Department of Public Health and Primary Care, KU Leuven, Kapucijnenvoer 35, box 7001, 3000 Leuven, Belgium.
Eur Heart J. 2020 Nov 14;41(43):4200-4210. doi: 10.1093/eurheartj/ehaa614.
Survival prospects in adults with congenital heart disease (CHD), although improved in recent decades, still remain below expectations for the general population. Patients and their loved ones benefit from preparation for both unexpected and predictable deaths, sometimes preceded by a prolonged period of declining health. Hence, advance care planning (ACP) is an integral part of comprehensive care for adults with CHD. This position paper summarizes evidence regarding benefits of and patients' preferences for ACP and provides practical advice regarding the implementation of ACP processes within clinical adult CHD practice. We suggest that ACP be delivered as a structured process across different stages, with content dependent upon the anticipated disease progression. We acknowledge potential barriers to initiate ACP discussions and emphasize the importance of a sensitive and situation-specific communication style. Conclusions presented in this article reflect agreed expert opinions and include both patient and provider perspectives.
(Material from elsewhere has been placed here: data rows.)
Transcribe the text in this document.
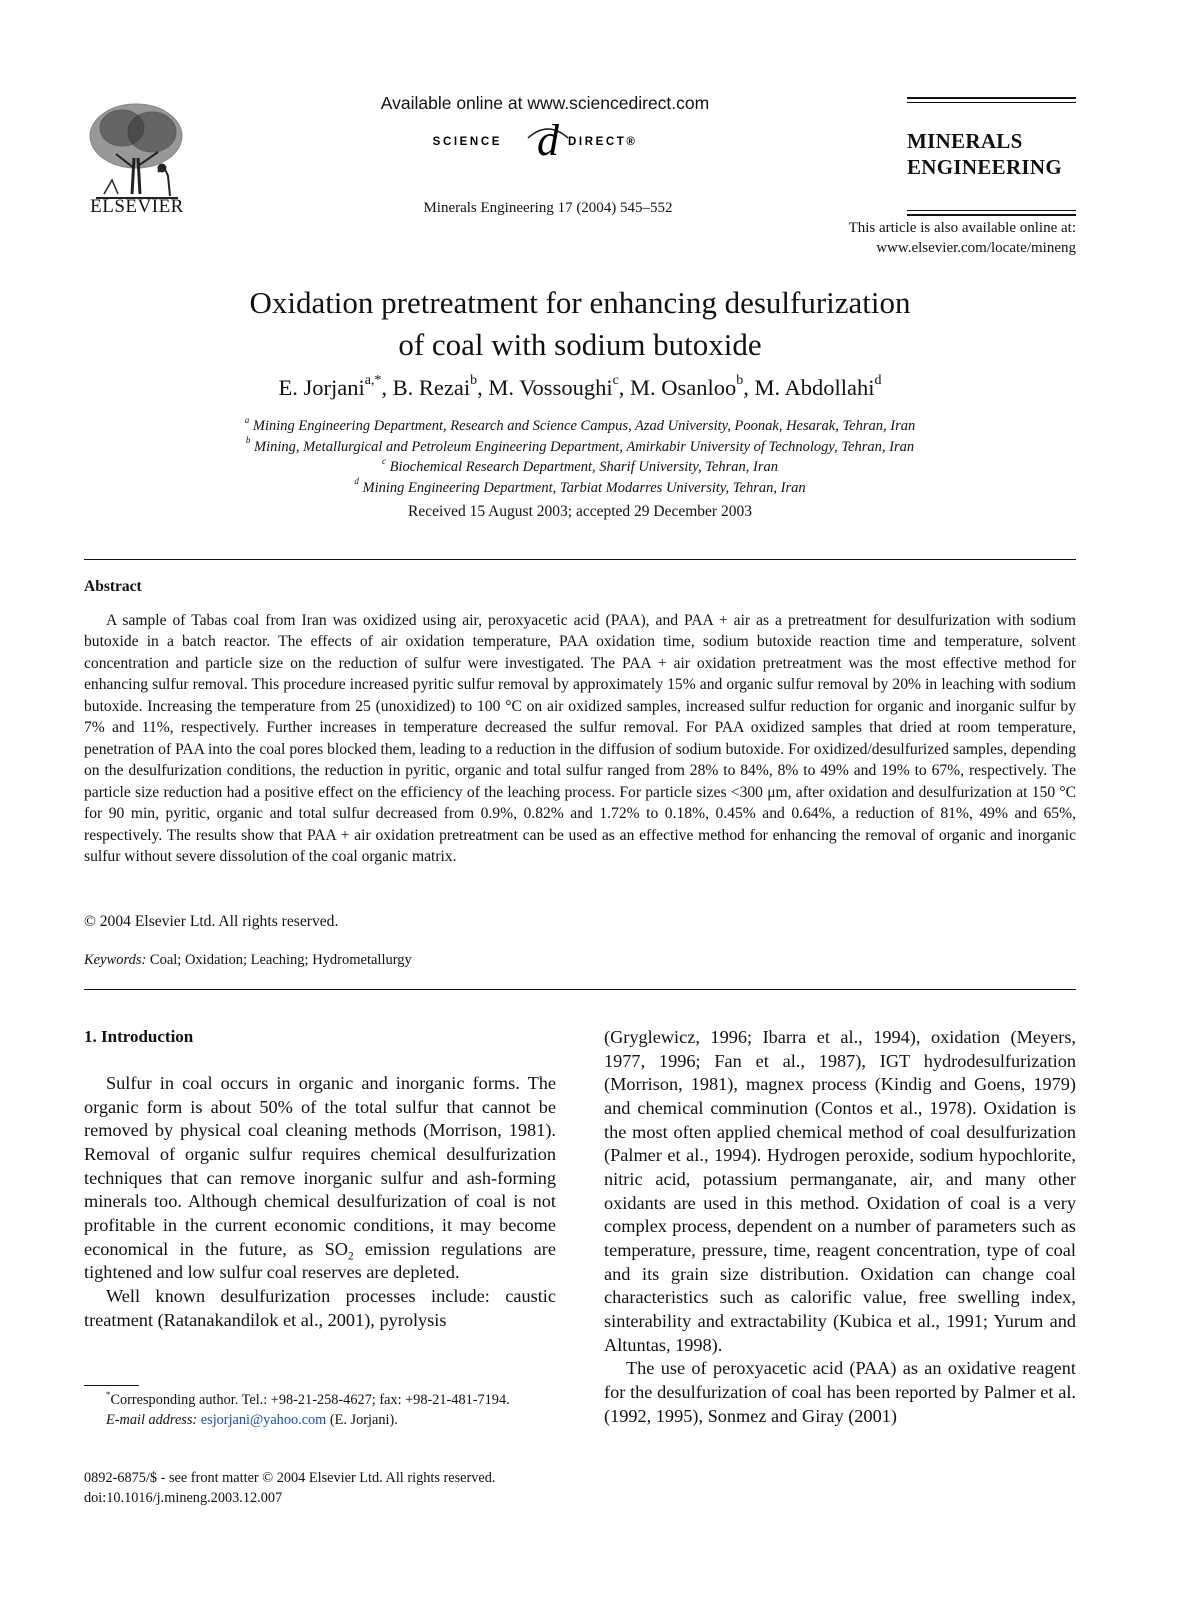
ELSEVIER
Available online at www.sciencedirect.com
SCIENCE d DIRECT®
Minerals Engineering 17 (2004) 545–552
MINERALS
ENGINEERING
This article is also available online at:
www.elsevier.com/locate/mineng
Oxidation pretreatment for enhancing desulfurization
of coal with sodium butoxide
E. Jorjani$^{a,*}$, B. Rezai$^b$, M. Vossoughi$^c$, M. Osanloo$^b$, M. Abdollahi$^d$
$^a$ Mining Engineering Department, Research and Science Campus, Azad University, Poonak, Hesarak, Tehran, Iran
$^b$ Mining, Metallurgical and Petroleum Engineering Department, Amirkabir University of Technology, Tehran, Iran
$^c$ Biochemical Research Department, Sharif University, Tehran, Iran
$^d$ Mining Engineering Department, Tarbiat Modarres University, Tehran, Iran
Received 15 August 2003; accepted 29 December 2003
Abstract
A sample of Tabas coal from Iran was oxidized using air, peroxyacetic acid (PAA), and PAA + air as a pretreatment for desulfurization with sodium butoxide in a batch reactor. The effects of air oxidation temperature, PAA oxidation time, sodium butoxide reaction time and temperature, solvent concentration and particle size on the reduction of sulfur were investigated. The PAA + air oxidation pretreatment was the most effective method for enhancing sulfur removal. This procedure increased pyritic sulfur removal by approximately 15% and organic sulfur removal by 20% in leaching with sodium butoxide. Increasing the temperature from 25 (unoxidized) to 100 °C on air oxidized samples, increased sulfur reduction for organic and inorganic sulfur by 7% and 11%, respectively. Further increases in temperature decreased the sulfur removal. For PAA oxidized samples that dried at room temperature, penetration of PAA into the coal pores blocked them, leading to a reduction in the diffusion of sodium butoxide. For oxidized/desulfurized samples, depending on the desulfurization conditions, the reduction in pyritic, organic and total sulfur ranged from 28% to 84%, 8% to 49% and 19% to 67%, respectively. The particle size reduction had a positive effect on the efficiency of the leaching process. For particle sizes <300 μm, after oxidation and desulfurization at 150 °C for 90 min, pyritic, organic and total sulfur decreased from 0.9%, 0.82% and 1.72% to 0.18%, 0.45% and 0.64%, a reduction of 81%, 49% and 65%, respectively. The results show that PAA + air oxidation pretreatment can be used as an effective method for enhancing the removal of organic and inorganic sulfur without severe dissolution of the coal organic matrix.
© 2004 Elsevier Ltd. All rights reserved.
Keywords: Coal; Oxidation; Leaching; Hydrometallurgy
1. Introduction

Sulfur in coal occurs in organic and inorganic forms. The organic form is about 50% of the total sulfur that cannot be removed by physical coal cleaning methods (Morrison, 1981). Removal of organic sulfur requires chemical desulfurization techniques that can remove inorganic sulfur and ash-forming minerals too. Although chemical desulfurization of coal is not profitable in the current economic conditions, it may become economical in the future, as $SO_2$ emission regulations are tightened and low sulfur coal reserves are depleted.

Well known desulfurization processes include: caustic treatment (Ratanakandilok et al., 2001), pyrolysis

(Gryglewicz, 1996; Ibarra et al., 1994), oxidation (Meyers, 1977, 1996; Fan et al., 1987), IGT hydrodesulfurization (Morrison, 1981), magnex process (Kindig and Goens, 1979) and chemical comminution (Contos et al., 1978). Oxidation is the most often applied chemical method of coal desulfurization (Palmer et al., 1994). Hydrogen peroxide, sodium hypochlorite, nitric acid, potassium permanganate, air, and many other oxidants are used in this method. Oxidation of coal is a very complex process, dependent on a number of parameters such as temperature, pressure, time, reagent concentration, type of coal and its grain size distribution. Oxidation can change coal characteristics such as calorific value, free swelling index, sinterability and extractability (Kubica et al., 1991; Yurum and Altuntas, 1998).

The use of peroxyacetic acid (PAA) as an oxidative reagent for the desulfurization of coal has been reported by Palmer et al. (1992, 1995), Sonmez and Giray (2001)

*Corresponding author. Tel.: +98-21-258-4627; fax: +98-21-481-7194.
E-mail address: esjorjani@yahoo.com (E. Jorjani).
0892-6875/$ - see front matter © 2004 Elsevier Ltd. All rights reserved.
doi:10.1016/j.mineng.2003.12.007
尽管近年来成年人先天性心脏病 (CHD) 的生存前景有所改善,但仍低于一般人群的预期。患者及其家属从为意外和可预测的死亡做准备中受益,有时在此之前会经历一段健康状况逐渐恶化的时期。因此,预先医疗指示 (ACP) 是 CHD 成年患者综合治疗的一个组成部分。本立场文件总结了有关 ACP 的益处和患者对 ACP 的偏好的证据,并就如何在临床成人 CHD 实践中实施 ACP 流程提供了实用建议。我们建议将 ACP 作为一个跨不同阶段的结构化过程提供,其内容取决于预期的疾病进展。我们认识到启动 ACP 讨论的潜在障碍,并强调采用敏感且具体情况具体分析的沟通方式的重要性。本文提出的结论反映了专家的共识意见,既包括患者的观点,也包括提供者的观点。